Filburn owned a small wheat farm. Pursuant to the Agricultural Adjustment Act of 1938, Filburn was allotted 11.1 acres for a normal yield of 20.1 bushels of wheat per acre. He cultivated 23 acres, however, and harvested the excess for his personal consumption. Consequently, he was fined for the violation.
Filburn was cited for violating the scheme of the AAA The Act was to control the volume of wheat in commerce in order to avoid surpluses and shortages and the consequent price changes and obstructions to commerce. The Secretary of Agriculture directed the annual national acreage allotment, which was then apportioned to the states and their counties, and then allotted to individual farms.
The federal regulation extended even to the production not intended for commerce but intended for “private consumption.” The federal quota applied to the amount to be harvested for sale and for private consumption. Wheat produced in excess could neither be disposed of nor used except upon payment of a penalty.
The effect of the statute was to limit the use of individual property for personal purposes and needs. “That appellee’s own contribution to the demand for wheat may be trivial by itself is not enough to remove him from the scope of federal regulation where, as here, his contribution, taken together with that of many others similarly situated, is far from trivial.”171 This argument justified the civil government usurpation of an individual’s right to use his property in a manner consistent with the laws laws of nature and of nature’s God.

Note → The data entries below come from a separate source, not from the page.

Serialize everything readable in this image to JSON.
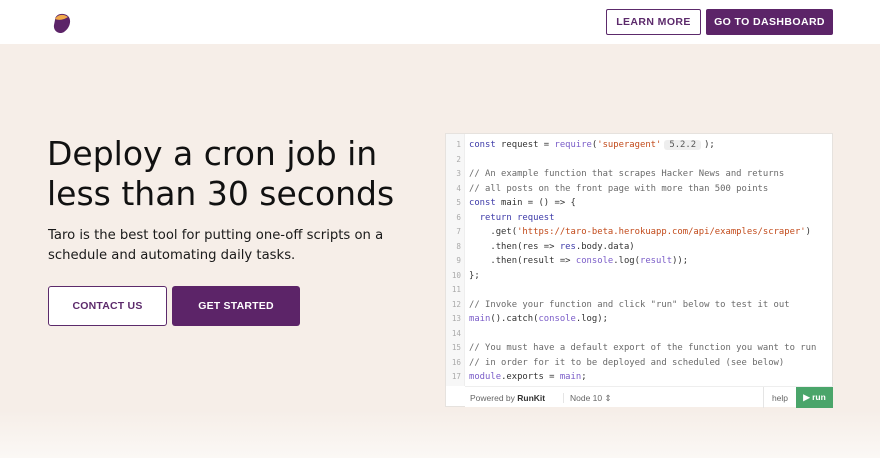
{
  "nav": {
    "learn_more": "LEARN MORE",
    "dashboard": "GO TO DASHBOARD"
  },
  "hero": {
    "title": "Deploy a cron job in less than 30 seconds",
    "subtitle": "Taro is the best tool for putting one-off scripts on a schedule and automating daily tasks.",
    "contact": "CONTACT US",
    "get_started": "GET STARTED"
  },
  "editor": {
    "version_badge": "5.2.2",
    "lines": [
      "const request = require('superagent'",
      "",
      "// An example function that scrapes Hacker News and returns",
      "// all posts on the front page with more than 500 points",
      "const main = () => {",
      "  return request",
      "    .get('https://taro-beta.herokuapp.com/api/examples/scraper')",
      "    .then(res => res.body.data)",
      "    .then(result => console.log(result));",
      "};",
      "",
      "// Invoke your function and click \"run\" below to test it out",
      "main().catch(console.log);",
      "",
      "// You must have a default export of the function you want to run",
      "// in order for it to be deployed and scheduled (see below)",
      "module.exports = main;"
    ],
    "line_1_tail": ");",
    "powered_by": "Powered by",
    "runkit": "RunKit",
    "node_version": "Node 10 ⇕",
    "help": "help",
    "run": "▶ run"
  },
  "colors": {
    "brand_purple": "#5c2468",
    "page_bg": "#f6eee8",
    "run_green": "#4aa56a"
  }
}
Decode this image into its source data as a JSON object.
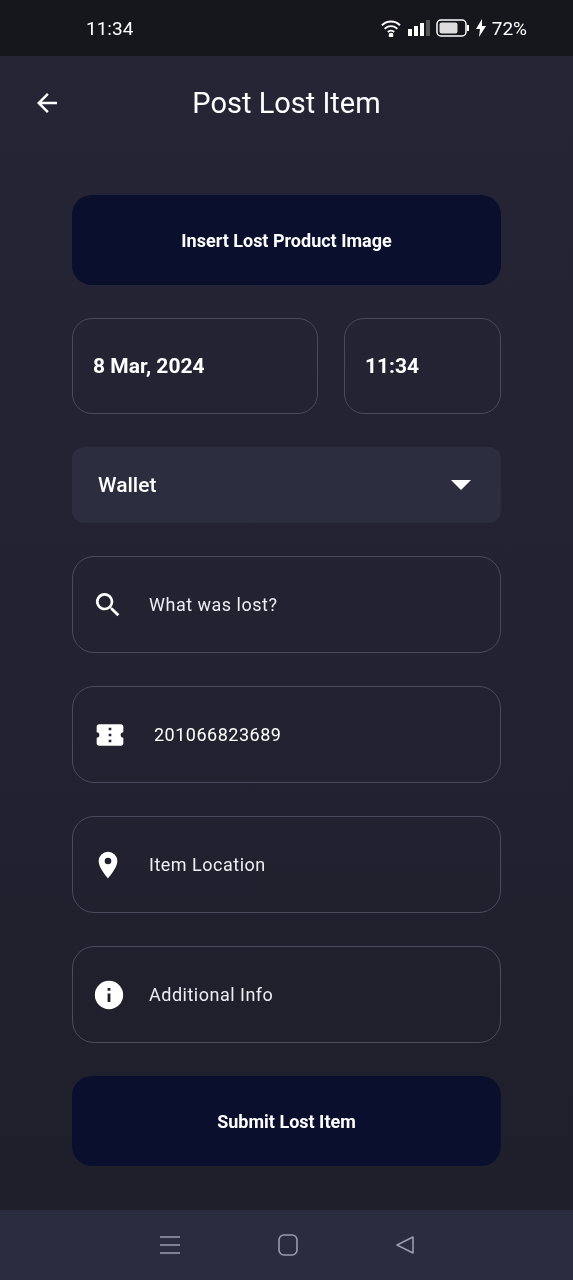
{
  "status_bar": {
    "time": "11:34",
    "battery": "72%"
  },
  "header": {
    "title": "Post Lost Item"
  },
  "image_button": {
    "label": "Insert Lost Product Image"
  },
  "date": {
    "value": "8 Mar, 2024"
  },
  "time": {
    "value": "11:34"
  },
  "category": {
    "value": "Wallet"
  },
  "fields": [
    {
      "kind": "search",
      "placeholder": "What was lost?"
    },
    {
      "kind": "ticket",
      "value": "201066823689"
    },
    {
      "kind": "location",
      "placeholder": "Item Location"
    },
    {
      "kind": "info",
      "placeholder": "Additional Info"
    }
  ],
  "submit_button": {
    "label": "Submit Lost Item"
  }
}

The case of Wickard v. Filburn evidences the expansion of governmental power premised upon feudal notions. The continuation of this philosophy has led to the redefinition of property and a new feudalism. The new property is premised upon the growth of governmental power. Such expansion has led to welfare, occupational licensing, monopolies and zoning. This expansion of power increases the similarity to the feudalistic state wherein all power and ownership were in the king, while the people were wholly dependent upon the king’s benevolence.172 Unalienable rights are violated. Independence is eroded for the sake of the creation of a new society wherein all power rests with the legislature and the courts. The new property bestowed by the benevolent state is merely held by the recipient on a conditional basis. It is always subject to confiscation in the interest of the paramount state.

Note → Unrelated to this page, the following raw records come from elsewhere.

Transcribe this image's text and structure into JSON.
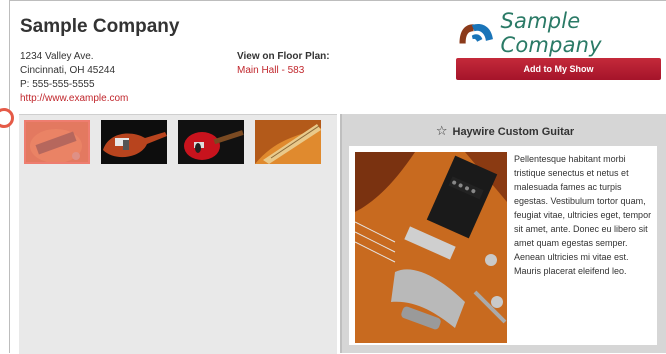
{
  "company": {
    "name": "Sample Company",
    "address_line1": "1234 Valley Ave.",
    "address_line2": "Cincinnati, OH 45244",
    "phone": "P: 555-555-5555",
    "website": "http://www.example.com"
  },
  "floor_plan": {
    "heading": "View on Floor Plan:",
    "link": "Main Hall - 583"
  },
  "logo": {
    "text": "Sample Company",
    "colors": {
      "brown": "#8b3a1a",
      "blue": "#1a74b8",
      "text": "#2a7a66"
    }
  },
  "actions": {
    "add_to_show": "Add to My Show"
  },
  "gallery": {
    "thumbnails": [
      {
        "icon": "guitar-closeup-photo",
        "selected": true
      },
      {
        "icon": "black-guitar-photo",
        "selected": false
      },
      {
        "icon": "red-guitar-photo",
        "selected": false
      },
      {
        "icon": "guitar-fretboard-photo",
        "selected": false
      }
    ],
    "selected_overlay_color": "#ee7d6f"
  },
  "detail": {
    "star_icon": "☆",
    "title": "Haywire Custom Guitar",
    "description": "Pellentesque habitant morbi tristique senectus et netus et malesuada fames ac turpis egestas. Vestibulum tortor quam, feugiat vitae, ultricies eget, tempor sit amet, ante. Donec eu libero sit amet quam egestas semper. Aenean ultricies mi vitae est. Mauris placerat eleifend leo."
  },
  "accent_color": "#c1272d"
}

While such a decision as Wickard v. Filburnshould not have been surprising when handed down, such a decision should be equally expected today. The underlying philosophy of the modern Court is not distinguishable from the Court of the late 1930’s. More evidence is found in the case of Hawaii Housing Authority v. Midkiff.173
The Hawaii legislature sought to compel large landowners to break up their estates. Upon application by lessees on the land, the property would be condemned and sold by the state. The Court upheld the legislation by finding that the action was rationally related to a purpose within the authority of the legislature. The purpose of the act was to address problems of a malfunctioning land market wherein willing buyers could not purchase at a fair price. The modern feudal kings control property, the market and prices.

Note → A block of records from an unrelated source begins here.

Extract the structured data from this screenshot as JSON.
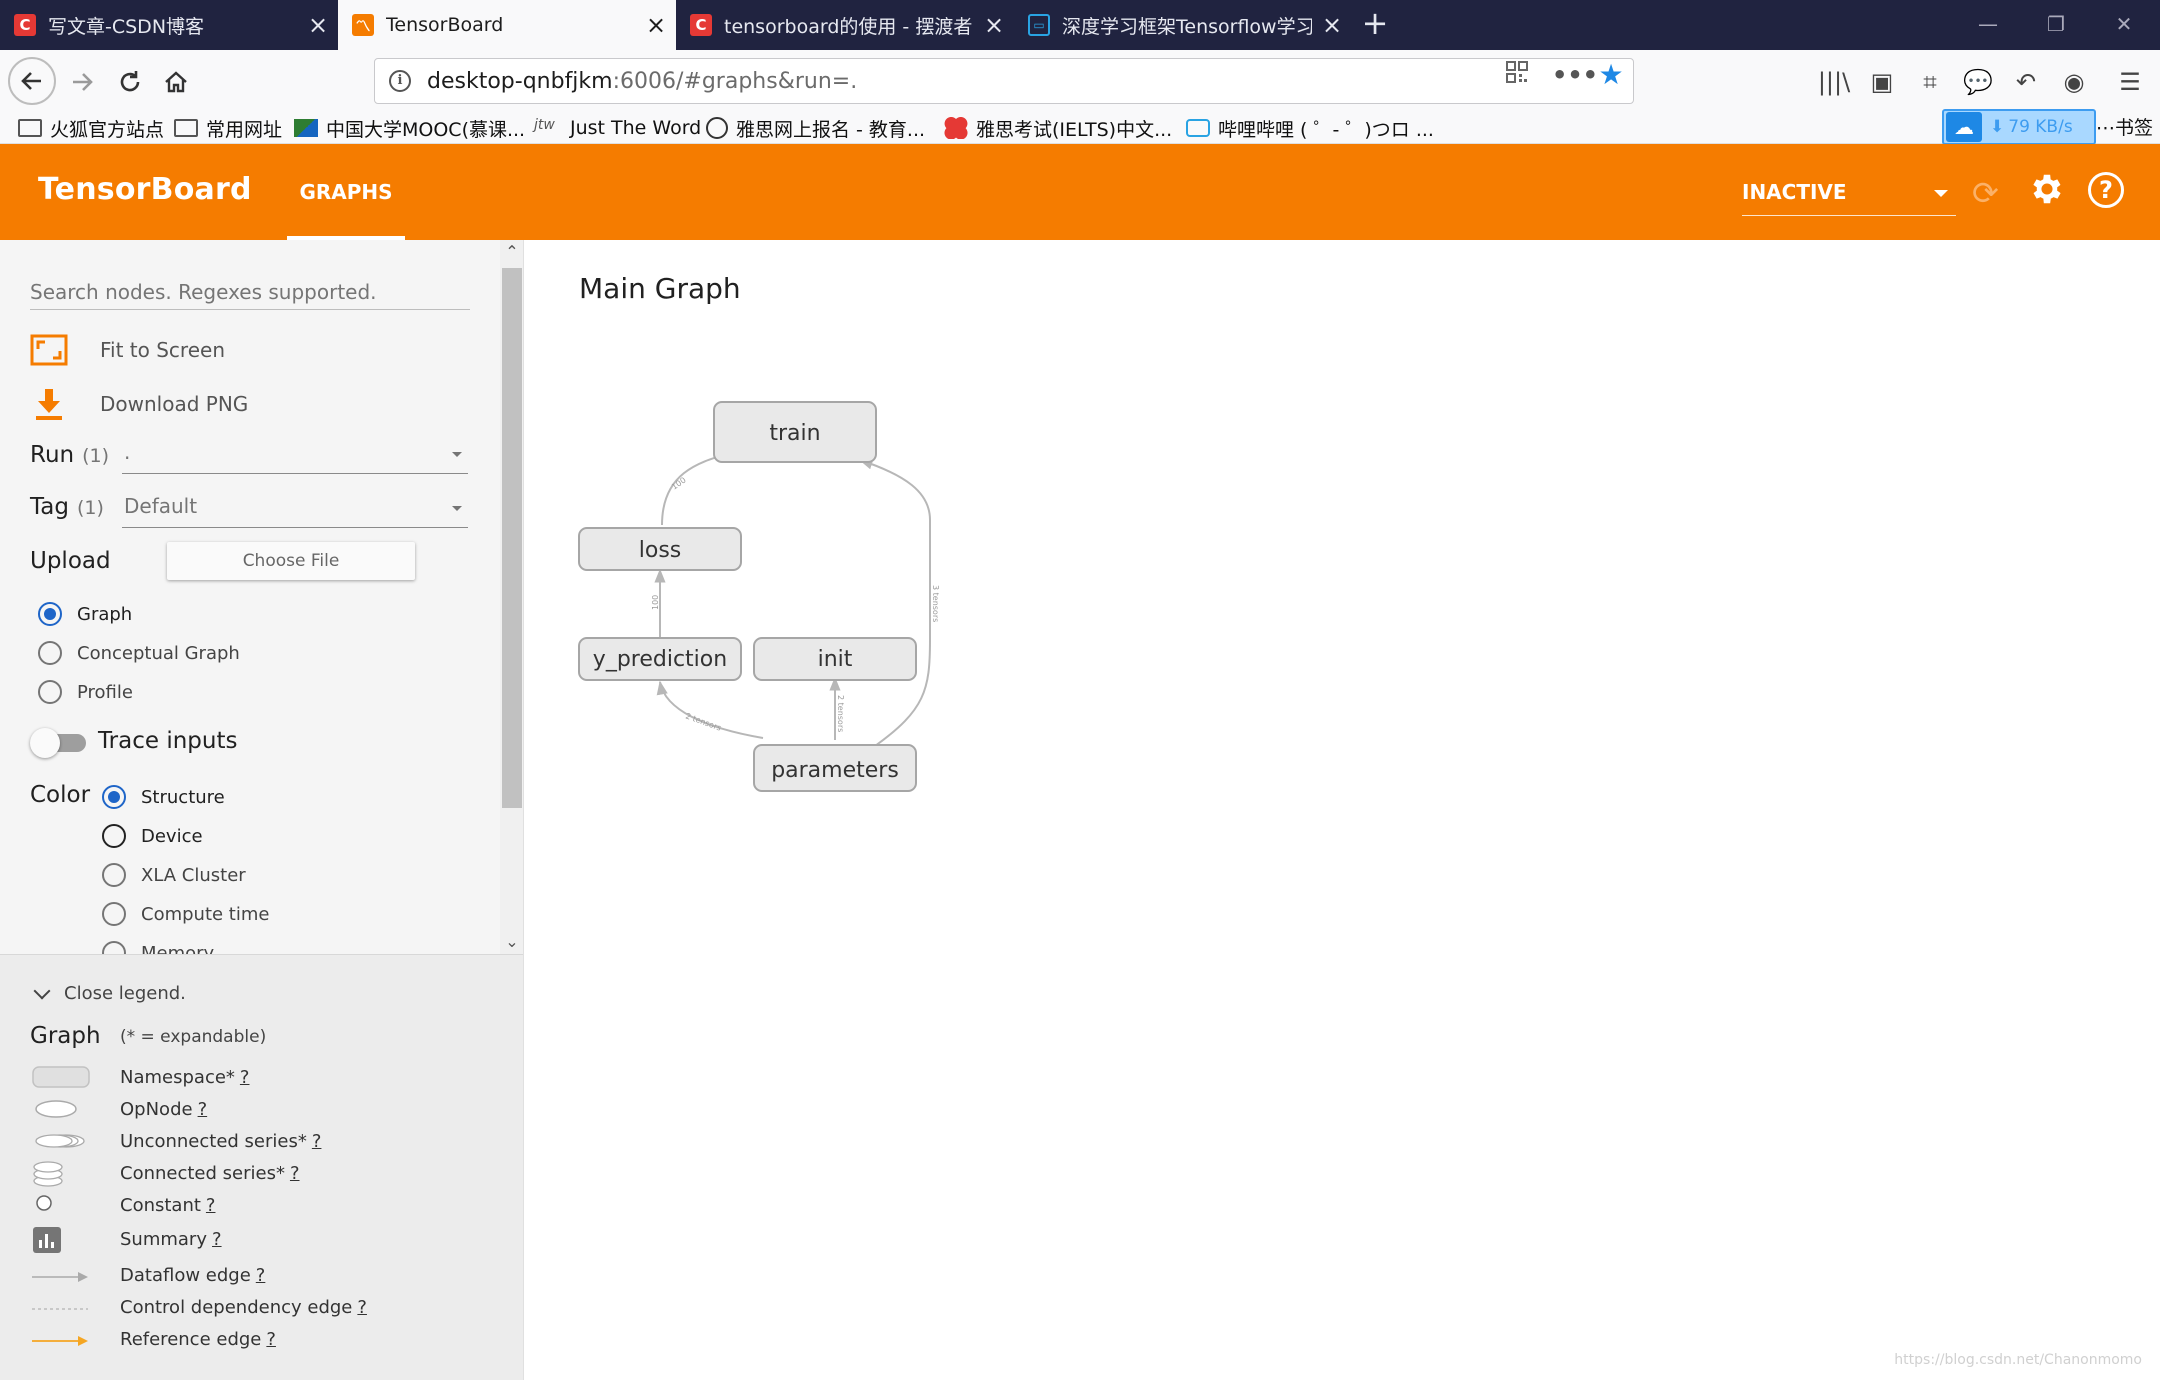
{
  "browser": {
    "tabs": [
      {
        "title": "写文章-CSDN博客",
        "icon": "csdn-icon",
        "active": false
      },
      {
        "title": "TensorBoard",
        "icon": "tensorboard-icon",
        "active": true
      },
      {
        "title": "tensorboard的使用 - 摆渡者",
        "icon": "csdn-icon",
        "active": false
      },
      {
        "title": "深度学习框架Tensorflow学习",
        "icon": "bilibili-icon",
        "active": false
      }
    ],
    "new_tab_label": "+",
    "url_host": "desktop-qnbfjkm",
    "url_rest": ":6006/#graphs&run=.",
    "bookmarks": [
      {
        "label": "火狐官方站点",
        "icon": "folder-icon"
      },
      {
        "label": "常用网址",
        "icon": "folder-icon"
      },
      {
        "label": "中国大学MOOC(慕课...",
        "icon": "mooc-icon"
      },
      {
        "label": "Just The Word",
        "icon": "jtw-icon"
      },
      {
        "label": "雅思网上报名 - 教育...",
        "icon": "globe-icon"
      },
      {
        "label": "雅思考试(IELTS)中文...",
        "icon": "ielts-icon"
      },
      {
        "label": "哔哩哔哩 ( ゜- ゜)つロ ...",
        "icon": "bilibili-icon"
      }
    ],
    "bookmarks_tail": "⋯书签",
    "speed": "79 KB/s"
  },
  "tensorboard": {
    "logo": "TensorBoard",
    "tab": "GRAPHS",
    "run_status": "INACTIVE",
    "accent": "#f57c00"
  },
  "sidebar": {
    "search_placeholder": "Search nodes. Regexes supported.",
    "fit_to_screen": "Fit to Screen",
    "download_png": "Download PNG",
    "run_label": "Run",
    "run_count": "(1)",
    "run_value": ".",
    "tag_label": "Tag",
    "tag_count": "(1)",
    "tag_value": "Default",
    "upload_label": "Upload",
    "choose_file": "Choose File",
    "graph_modes": [
      "Graph",
      "Conceptual Graph",
      "Profile"
    ],
    "selected_graph_mode": "Graph",
    "trace_inputs": "Trace inputs",
    "trace_inputs_on": false,
    "color_label": "Color",
    "color_modes": [
      "Structure",
      "Device",
      "XLA Cluster",
      "Compute time",
      "Memory"
    ],
    "selected_color_mode": "Structure"
  },
  "legend": {
    "toggle": "Close legend.",
    "title": "Graph",
    "note": "(* = expandable)",
    "items": [
      {
        "label": "Namespace*",
        "help": "?",
        "icon": "namespace-icon"
      },
      {
        "label": "OpNode",
        "help": "?",
        "icon": "opnode-icon"
      },
      {
        "label": "Unconnected series*",
        "help": "?",
        "icon": "unconnected-series-icon"
      },
      {
        "label": "Connected series*",
        "help": "?",
        "icon": "connected-series-icon"
      },
      {
        "label": "Constant",
        "help": "?",
        "icon": "constant-icon"
      },
      {
        "label": "Summary",
        "help": "?",
        "icon": "summary-icon"
      },
      {
        "label": "Dataflow edge",
        "help": "?",
        "icon": "dataflow-edge-icon"
      },
      {
        "label": "Control dependency edge",
        "help": "?",
        "icon": "control-edge-icon"
      },
      {
        "label": "Reference edge",
        "help": "?",
        "icon": "reference-edge-icon"
      }
    ]
  },
  "main": {
    "title": "Main Graph",
    "nodes": [
      "train",
      "loss",
      "y_prediction",
      "init",
      "parameters"
    ],
    "edge_labels": [
      "100",
      "100",
      "3 tensors",
      "2 tensors",
      "2 tensors"
    ]
  },
  "watermark": "https://blog.csdn.net/Chanonmomo"
}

These cases illustrate the increasing assault upon unalienable property rights. All this has stemmed from a rejection of the laws of nature and of nature’s God as the foundation for law. Instead, theories of social control and power have been adopted. The failure to adequately resolve the nineteenth-century debate has led to the acceptance of increased civil control. The failure to recognize that Americans rejected feudalism while retaining some of the language has led to the claim that American property law is patterned after feudal principles and practices. The casebooks advocate this position without question. Consequently, the justification of civil power fostered drastic ramifications politically and legally.